Wal-Mart seemed as likely a candidate as any place since I can be both anonymous due to the size of the store or acknowledged due to the size of the region in which it's located. While looking for a humidifier filter, I heard my name. I looked up to see a former, non-traditional student of mine, who we'll call Ted. Ted asked how my holidays were and after my non-committal grunt and shrug, I inquired as to his health. Ted has been battling cancer for the last several years. We talked for awhile and said our "good-byes," and just as he was turning to walk away, he asked the question, but it wasn't the question I had been preparing myself to answer when out in public. I was confident I could maintain my composure when asked, "How are you doing?", but Ted's question threw me. He asked, "How's your mom?" Immediately the tears flooded my eyes, my voice caught in my throat, and I was reduced to head shaking and hand gesturing. Right there in the humidifer filter aisle, Mom's death was as fresh as if she had passed away yesterday. With tears in his eyes, Ted offered some words of comfort, at least the tone was comforting since I don't recall any of what he said at that point. We again parted, and I stood at the end-cap of the aisle searching my purse for a tissue. I remembered I was out of tissues when my hand rested upon one of Mom's handkerchiefs that I hadn't used at her funeral. Once again, even now she was there to give me what I needed.
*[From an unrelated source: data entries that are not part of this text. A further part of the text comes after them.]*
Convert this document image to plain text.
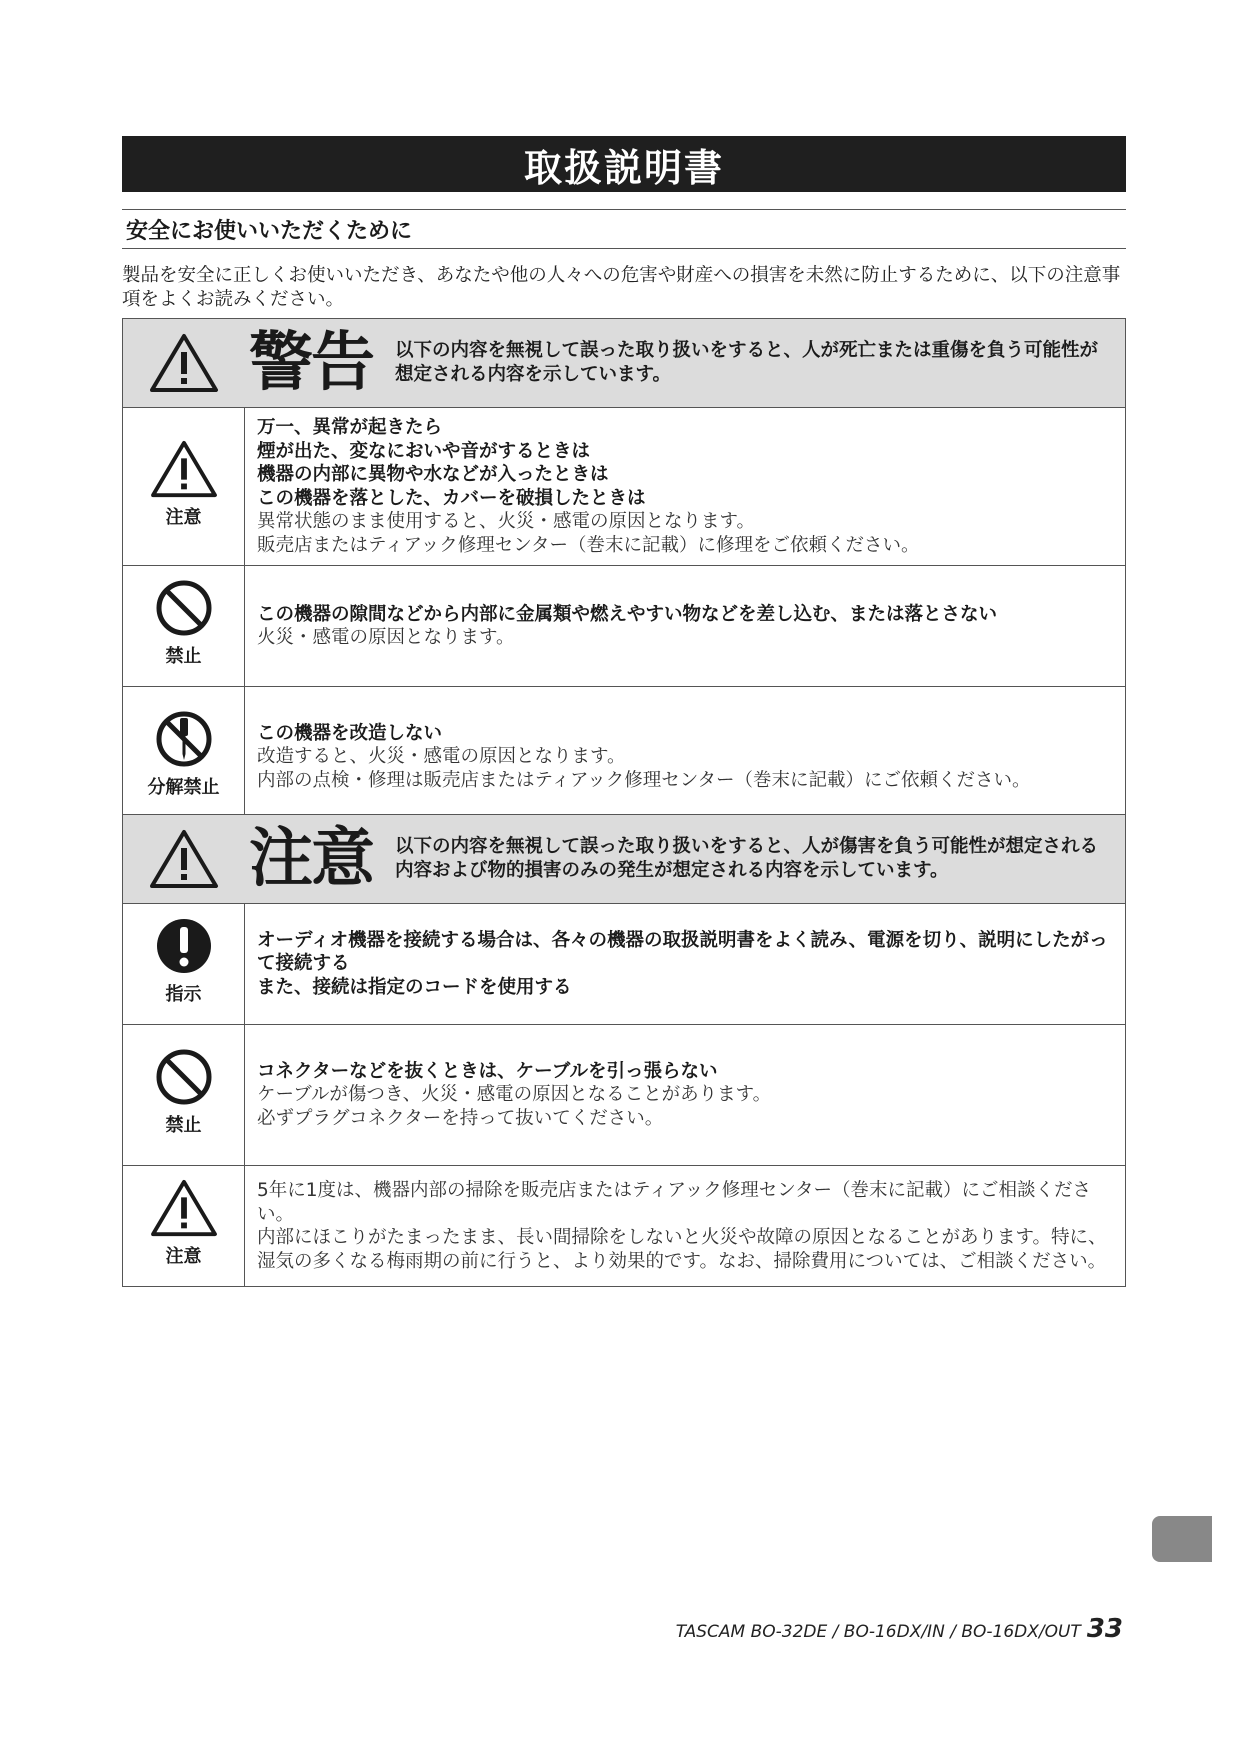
取扱説明書
安全にお使いいただくために
製品を安全に正しくお使いいただき、あなたや他の人々への危害や財産への損害を未然に防止するために、以下の注意事項をよくお読みください。
警告	以下の内容を無視して誤った取り扱いをすると、人が死亡または重傷を負う可能性が想定される内容を示しています。
注意
万一、異常が起きたら
煙が出た、変なにおいや音がするときは
機器の内部に異物や水などが入ったときは
この機器を落とした、カバーを破損したときは
異常状態のまま使用すると、火災・感電の原因となります。
販売店またはティアック修理センター（巻末に記載）に修理をご依頼ください。
禁止
この機器の隙間などから内部に金属類や燃えやすい物などを差し込む、または落とさない
火災・感電の原因となります。
分解禁止
この機器を改造しない
改造すると、火災・感電の原因となります。
内部の点検・修理は販売店またはティアック修理センター（巻末に記載）にご依頼ください。
注意	以下の内容を無視して誤った取り扱いをすると、人が傷害を負う可能性が想定される内容および物的損害のみの発生が想定される内容を示しています。
指示
オーディオ機器を接続する場合は、各々の機器の取扱説明書をよく読み、電源を切り、説明にしたがって接続する
また、接続は指定のコードを使用する
禁止
コネクターなどを抜くときは、ケーブルを引っ張らない
ケーブルが傷つき、火災・感電の原因となることがあります。
必ずプラグコネクターを持って抜いてください。
注意
5年に1度は、機器内部の掃除を販売店またはティアック修理センター（巻末に記載）にご相談ください。
内部にほこりがたまったまま、長い間掃除をしないと火災や故障の原因となることがあります。特に、湿気の多くなる梅雨期の前に行うと、より効果的です。なお、掃除費用については、ご相談ください。
TASCAM BO-32DE / BO-16DX/IN / BO-16DX/OUT 33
So here's where I eat the proverbial crow. In yesterday's post, I was harping about people no longer inquiring about how things are going. Now today when someone did, I reverted back to the emotional wreck of four weeks ago. One step forward, two steps back. Calling this a grieving process is misleading. When I think of a process, I think of moving methodically from one step to the next in a very linear, logical fashion. But there's nothing linear or logical about emotions. I guess I have to accept that there will be good days and bad days and trust that the good will eventually outnumber the bad. There will continue to be relapses, even in the middle of Wal-Mart.

As I left the store, an elderly woman was sitting just inside the door w/ her purchases just where she had been when I arrived an hour earlier. I asked if I could drive her somewhere but instead she handed me a card and asked if I could contact her R.I.D.E.S. bus. As she attempted to thank me, the tears again began to sting the backs of my eyes. Good, Lord, now what? This woman didn't know me, asked no question. Was I really going to break down twice in Wal-Mart? I slammed my sunglasses on my face, bit my lip, and raced to my car only to find that I'd dropped my receipt in the entry and had to go back. This gave me the time to compose myself and allow the woman to thank me properly as was her due. I managed to stave off the waterworks for about a half-mile when it dawned on me. This woman was somebody's mother, and her children could feel at ease that even a stranger would take time to ask a question. Mom would be proud.